Born in Lexington, Virginia in 1951, Sally Mann is one of America’s most renowned photographers. She is best known for her series Immediate Family, in which she photographed her young children – all under the age of ten – in the intimacy of daily life. The series was first exhibited by Edwynn Houk in 1990, and later published as a monograph.

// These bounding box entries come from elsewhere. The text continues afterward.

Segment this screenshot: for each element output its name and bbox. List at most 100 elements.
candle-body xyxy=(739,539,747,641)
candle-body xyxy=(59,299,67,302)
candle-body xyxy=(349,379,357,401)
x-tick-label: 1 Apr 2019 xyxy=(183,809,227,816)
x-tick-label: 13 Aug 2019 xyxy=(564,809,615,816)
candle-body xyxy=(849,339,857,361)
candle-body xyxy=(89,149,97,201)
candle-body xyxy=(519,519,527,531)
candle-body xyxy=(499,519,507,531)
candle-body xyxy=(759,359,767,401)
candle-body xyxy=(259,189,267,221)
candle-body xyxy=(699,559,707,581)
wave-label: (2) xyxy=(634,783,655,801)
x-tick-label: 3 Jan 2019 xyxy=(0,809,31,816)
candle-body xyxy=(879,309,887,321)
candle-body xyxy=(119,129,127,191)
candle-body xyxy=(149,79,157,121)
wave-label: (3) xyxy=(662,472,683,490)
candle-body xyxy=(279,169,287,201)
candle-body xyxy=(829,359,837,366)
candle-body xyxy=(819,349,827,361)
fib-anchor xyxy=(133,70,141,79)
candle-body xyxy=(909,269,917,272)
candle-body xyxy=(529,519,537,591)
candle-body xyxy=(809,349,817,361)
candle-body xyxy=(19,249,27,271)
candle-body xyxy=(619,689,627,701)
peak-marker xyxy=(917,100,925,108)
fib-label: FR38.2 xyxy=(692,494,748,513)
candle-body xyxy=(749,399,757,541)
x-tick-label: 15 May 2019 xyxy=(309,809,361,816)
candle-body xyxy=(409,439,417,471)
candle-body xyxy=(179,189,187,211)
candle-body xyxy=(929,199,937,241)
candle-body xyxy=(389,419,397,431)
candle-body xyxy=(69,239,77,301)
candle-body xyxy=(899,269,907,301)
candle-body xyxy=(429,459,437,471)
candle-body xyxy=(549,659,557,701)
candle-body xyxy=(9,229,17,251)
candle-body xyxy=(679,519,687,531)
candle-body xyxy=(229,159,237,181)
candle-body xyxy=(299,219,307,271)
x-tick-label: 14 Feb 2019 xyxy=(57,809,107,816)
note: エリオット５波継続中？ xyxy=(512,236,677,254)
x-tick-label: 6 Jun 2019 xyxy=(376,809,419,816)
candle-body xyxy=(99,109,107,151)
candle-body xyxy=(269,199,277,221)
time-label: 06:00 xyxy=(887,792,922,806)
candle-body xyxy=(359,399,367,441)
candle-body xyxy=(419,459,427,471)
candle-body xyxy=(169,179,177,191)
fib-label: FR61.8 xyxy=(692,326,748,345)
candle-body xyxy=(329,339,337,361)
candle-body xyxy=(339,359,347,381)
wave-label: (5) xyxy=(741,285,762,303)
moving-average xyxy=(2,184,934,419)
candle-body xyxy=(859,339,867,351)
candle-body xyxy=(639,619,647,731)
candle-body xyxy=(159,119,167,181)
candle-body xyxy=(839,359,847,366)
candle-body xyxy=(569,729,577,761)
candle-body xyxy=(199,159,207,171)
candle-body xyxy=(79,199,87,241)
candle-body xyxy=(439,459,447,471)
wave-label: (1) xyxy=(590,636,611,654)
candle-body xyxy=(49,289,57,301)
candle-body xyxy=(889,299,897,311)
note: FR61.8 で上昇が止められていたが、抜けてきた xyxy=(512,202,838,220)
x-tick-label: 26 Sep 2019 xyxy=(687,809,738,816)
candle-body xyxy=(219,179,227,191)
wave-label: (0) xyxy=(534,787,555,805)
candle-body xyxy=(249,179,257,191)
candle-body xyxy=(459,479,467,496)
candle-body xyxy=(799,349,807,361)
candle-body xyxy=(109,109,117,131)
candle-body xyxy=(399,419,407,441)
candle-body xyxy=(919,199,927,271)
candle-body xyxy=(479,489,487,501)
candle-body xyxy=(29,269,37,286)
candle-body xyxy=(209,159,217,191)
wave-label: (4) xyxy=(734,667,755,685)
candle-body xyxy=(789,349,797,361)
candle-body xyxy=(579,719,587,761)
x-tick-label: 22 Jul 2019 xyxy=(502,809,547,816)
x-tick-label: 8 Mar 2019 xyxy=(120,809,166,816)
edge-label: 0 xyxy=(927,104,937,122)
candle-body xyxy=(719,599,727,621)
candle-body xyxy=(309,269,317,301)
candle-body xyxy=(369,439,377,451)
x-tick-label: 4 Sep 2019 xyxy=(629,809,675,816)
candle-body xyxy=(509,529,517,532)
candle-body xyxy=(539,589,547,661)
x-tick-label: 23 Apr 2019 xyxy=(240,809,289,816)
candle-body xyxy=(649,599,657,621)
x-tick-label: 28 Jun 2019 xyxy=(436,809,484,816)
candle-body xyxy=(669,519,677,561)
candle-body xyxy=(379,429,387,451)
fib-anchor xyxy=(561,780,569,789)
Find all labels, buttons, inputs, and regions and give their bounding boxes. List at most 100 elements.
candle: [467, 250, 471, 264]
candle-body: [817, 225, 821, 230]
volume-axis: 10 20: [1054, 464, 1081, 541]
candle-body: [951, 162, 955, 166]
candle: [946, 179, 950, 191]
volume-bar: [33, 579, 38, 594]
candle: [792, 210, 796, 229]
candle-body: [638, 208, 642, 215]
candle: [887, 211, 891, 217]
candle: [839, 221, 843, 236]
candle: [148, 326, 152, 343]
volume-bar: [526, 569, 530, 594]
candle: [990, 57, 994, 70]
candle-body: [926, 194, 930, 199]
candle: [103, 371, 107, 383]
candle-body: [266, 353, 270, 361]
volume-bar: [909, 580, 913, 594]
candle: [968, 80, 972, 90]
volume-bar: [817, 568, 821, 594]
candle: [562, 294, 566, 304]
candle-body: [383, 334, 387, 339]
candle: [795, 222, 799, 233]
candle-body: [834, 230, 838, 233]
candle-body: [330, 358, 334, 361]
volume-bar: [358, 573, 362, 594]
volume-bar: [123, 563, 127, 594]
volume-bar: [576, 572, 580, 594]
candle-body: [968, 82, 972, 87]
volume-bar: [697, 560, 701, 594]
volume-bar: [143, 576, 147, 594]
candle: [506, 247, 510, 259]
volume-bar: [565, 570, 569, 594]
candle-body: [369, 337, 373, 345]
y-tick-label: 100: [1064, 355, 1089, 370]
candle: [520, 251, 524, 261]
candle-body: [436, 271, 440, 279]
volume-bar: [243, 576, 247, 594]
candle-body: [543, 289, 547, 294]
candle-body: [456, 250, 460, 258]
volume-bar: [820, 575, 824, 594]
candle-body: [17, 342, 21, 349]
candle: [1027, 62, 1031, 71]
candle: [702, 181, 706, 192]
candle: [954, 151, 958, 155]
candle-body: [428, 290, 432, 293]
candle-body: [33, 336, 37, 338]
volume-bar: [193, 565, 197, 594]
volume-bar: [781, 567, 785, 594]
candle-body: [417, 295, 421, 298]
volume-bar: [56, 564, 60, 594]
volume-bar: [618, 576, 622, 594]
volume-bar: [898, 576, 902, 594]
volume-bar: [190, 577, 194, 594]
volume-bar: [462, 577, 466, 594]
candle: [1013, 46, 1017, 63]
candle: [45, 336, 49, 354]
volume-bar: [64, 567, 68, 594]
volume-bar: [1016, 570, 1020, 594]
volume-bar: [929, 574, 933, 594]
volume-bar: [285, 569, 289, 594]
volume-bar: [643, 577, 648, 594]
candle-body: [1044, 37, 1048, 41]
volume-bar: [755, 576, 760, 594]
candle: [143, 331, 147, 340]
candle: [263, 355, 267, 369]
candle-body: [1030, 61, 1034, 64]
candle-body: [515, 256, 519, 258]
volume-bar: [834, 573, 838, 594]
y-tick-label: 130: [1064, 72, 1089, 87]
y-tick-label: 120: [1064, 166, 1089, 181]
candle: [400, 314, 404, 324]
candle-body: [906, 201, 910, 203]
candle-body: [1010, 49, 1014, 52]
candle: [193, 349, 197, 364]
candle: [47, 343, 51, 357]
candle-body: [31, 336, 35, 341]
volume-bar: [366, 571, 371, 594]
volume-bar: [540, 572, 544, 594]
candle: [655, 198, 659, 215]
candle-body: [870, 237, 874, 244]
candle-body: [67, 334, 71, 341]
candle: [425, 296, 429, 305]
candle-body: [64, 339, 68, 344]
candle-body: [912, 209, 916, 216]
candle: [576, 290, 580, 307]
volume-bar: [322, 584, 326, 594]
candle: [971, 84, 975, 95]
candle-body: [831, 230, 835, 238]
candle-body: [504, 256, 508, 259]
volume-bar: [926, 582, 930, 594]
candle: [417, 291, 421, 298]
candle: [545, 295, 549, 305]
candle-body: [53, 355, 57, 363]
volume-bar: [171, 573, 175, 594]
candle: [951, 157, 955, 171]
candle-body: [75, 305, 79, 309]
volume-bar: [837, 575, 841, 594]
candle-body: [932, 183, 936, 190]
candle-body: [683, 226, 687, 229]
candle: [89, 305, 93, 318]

By the mid 1990s her focus was on the landscapes of the American South, as first seen in Still Time, and later featured in two shows presented by Edwynn Houk Gallery: Sally Mann – Mother Land: Recent Landscapes of Georgia and Virginia in 1997, and then Deep South: Landscapes of Louisiana and Mississippi in 1999. Many of these large (40 x 50 inch) black-and-white and manipulated prints were taken using the 19th century “wet plate” process, or collodion, in which glass plates are coated with collodion, dipped in silver nitrate, and exposed while wet, resulting in images haunting, ethereal, and dark.
Sally Mann’s work has been the subject of major exhibitions at the Institute of Contemporary Art, Philadelphia, and the Corcoran Gallery of Art, Washington D.C. Her photographs can be found in numerous public and private collections, including the Metropolitan Museum of Art; the Museum of Modern Art; and the Whitney Museum of American Art.
In March 2018 the National Gallery of Art in Washington D.C. will hold a retrospective of Mann’s work. The exhibition, Sally Mann: A Thousand Crossings, will explore how her engagement with the South has shaped her work. It travels to the Peabody Essex Museum, Salem; J, Paul Getty Museum, Los Angeles; The Museum of Fine Arts, Houston; Galerie Nationale du Jeu de Paume, Paris; and the High Museum of Art, Atlanta.